Vet.K Style Aquarium 雑文のFILE
2012.01up

ベタとの闘い  

好きなんだけど、どうも飼うの苦手なんだよな〜、というお魚や、どうしても育たねぇ、てな水 草というのはアクア歴を重ねるにつれて傾向が出てくるんだと思います。維持スタイルだったり、水質だったり、環境温度だったり。どうしても仕方ない部分はあろうかと思います。

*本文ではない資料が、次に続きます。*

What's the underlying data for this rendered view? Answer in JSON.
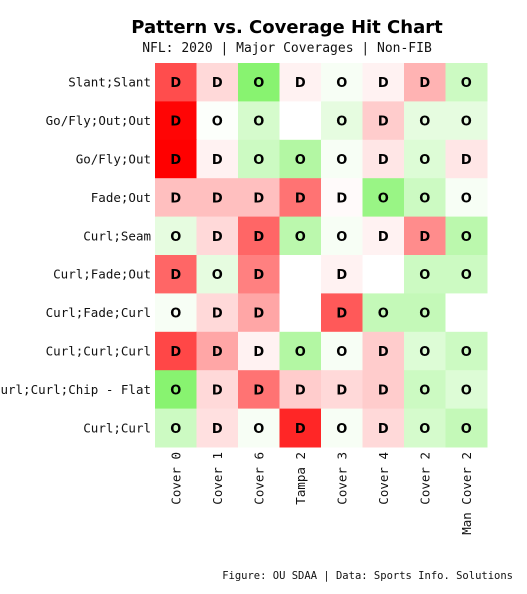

で、私、どうしても長期維持できないお魚の代表が、ベタ、なのです。そう、あのちっちゃい小瓶で売られているあのベタです。温和な小型魚混泳の水草水槽のメインフィッシュとして、何度かご登場をしてもらったのですが、ことごとく失敗してるんですね・・・。

もうね、頭の中では、構想がばっちりなのですよ。まばゆく光合成する水草水槽のなかでディープレッドホタルテトラの群れを軽く威嚇しながら優雅に泳ぐ青プラチナ色のベタ。水さえ入っていないように磨き上げられたガラス水槽。命を吹き込む直進的なライトの明かり。暗い部屋の一角の光ゆらめく小宇宙の前でワイングラスを傾けながら癒される俺。もちろんその隣には・・・あ、いえ、何でもありません。アクア歴ですら20年なんだから

妄想癖もそろそろ落ち着け>俺。

 

とまぁ、ベタ難しいなぁ、と思い込み、憧れつつもベタを避け続けて数年。ふと立ち寄ったアクアショップでいい感じの青プラチナ色のベタに出会ってしまい、これが最後のチャレンジとばかり連れて帰りました。そして避け続けた理由も思い出しました。

ベタ

その理由 → え、エサくわねぇ。

そうか。思い出したわ。苦手な理由。エサ食わないのよ。小魚まっしぐらのエサを、こいつは口にくわえては吐き出しよる。そのうちあきらめて食うやろ、と思っても連日吐き続ける。ぐわぁぁぁ。これはマズイ。こ、これ、いつものパターンのやつや! 気をつけなはれや!(風化してたらそれはそれで新鮮なフレーズでしょう。きっと。)

なにせエサ食わねば話にならん、と、再びアクアショップへ。そこにはショップでよくみる、赤と黄色のデザインの袋に入ったベタのエサ(以降よくみるエサ)。これ前はアカンかったのよね〜、と思いつつ、とりあえずひとつ購入。ついでに帰宅途中にある別の店舗にも顔を出すと、よくみるエサの横に見慣れぬフレークタイプのベタ向けのエサが置いてます。とりあえず、こっちも試してみますか、とこれも購入。さて、グルメ(ないしは極端な偏食)のベタは気に入るのか?

ベタ
(左)よくみるエサ(モザイク処理済み) (右)トリオコーポレーション ビバリア ベタ用基本フード

 
まずは、よくみるエサ。一粒えいやっと。お。食いよった。吐かねぇ。ベタがこれ食べるのはじめてみたわ。(メーカーさんすいません。)

ひとまず安心と数日続けたところで、もうひとつのエサが気になり出し、開封。おお。やっぱりフレークタイプ。エサくれ、と、なついてきた口元へえいやっと。お。こっちも食いよった。これもええ感じやないか、よしよし、と、ご機嫌ついでによくみるエサも一粒えいやっと。・・・ん?

は、吐き出しよった〜〜〜!!!

それ以降、よくみるエサを食べることはなかったと、さ。(ホント、メーカーさんすいませんすいません。)

そのまま青ベタは食いつきよくもうひとつのエサを食べ続けています。一安心どころか食べ過ぎたせいか転覆病まで発症する始末。あああああっ(T_T) ※獣医師の懸命の治療(3日間の断食療法)にて完治

ボララス

青ベタは今日も元気にエサくれダンスをしております。ディープレッドは相変わらず臆病で群れごと水槽の奥に消えます。クリプトが申し訳程度に植わっているガラス水槽はメンテ不足で、白い汚れが目立ちます。そしてその前で、私は発泡酒を傾けるのです。第3のビールまでは手を出すまいという小さなプライドを胸に。